What's In Store... Freeman Hardy and Willis Plaque
What's in Store... interesting objects from Leicester Museums & Galleries Stores.
Published: 19 June 2020
Plaque depicting the headquarters of Freeman, Hardy and Willis, circa 1920s.
Freeman, Hardy and Willis were a shoe retailer established in 1875. It was named after three employees of the company, one of whom was Alfred Freeman, a Russian shoemaker.
For many years, there was a branch in nearly every town in the United Kingdom. In 1929, the company was acquired by what was to become the Leicester-based British Shoe Corporation.
The headquarters were located on Rutland Street in Leicester and were bombed in 1940. New headquarters were built on the site after the war.

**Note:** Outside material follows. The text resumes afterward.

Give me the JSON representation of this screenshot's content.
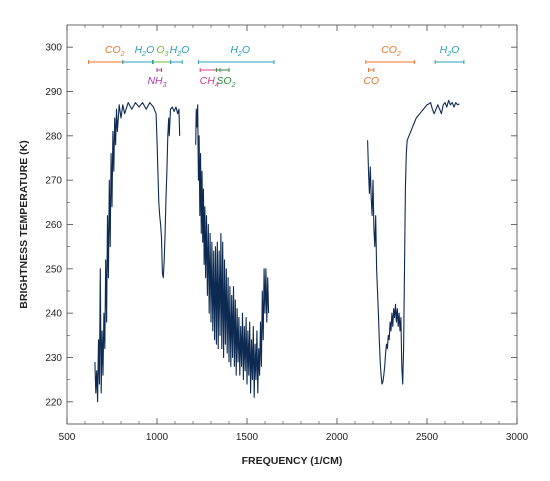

British Shoe Corporation was the name the Sears Holding used to consolidate the shoe brands they had purchased. Along with Freeman, Hardy and Willis it acquired Manfield, Dolcis, Saxone, Lilley & Skinner shoe shop chains.
In the early 1990s, the British Shoe Corporation converted approximately half of the 540 Freeman Hardy Willis branches into Hush Puppies shops and sold the remainder to Stephen Hinchliffe, an entrepreneur from Sheffield. After only a year, Hinchliffe's business empire collapsed.
After providing "Shoes For All The Family" since 1875, by 1996 Freeman Hardy Willis was no more.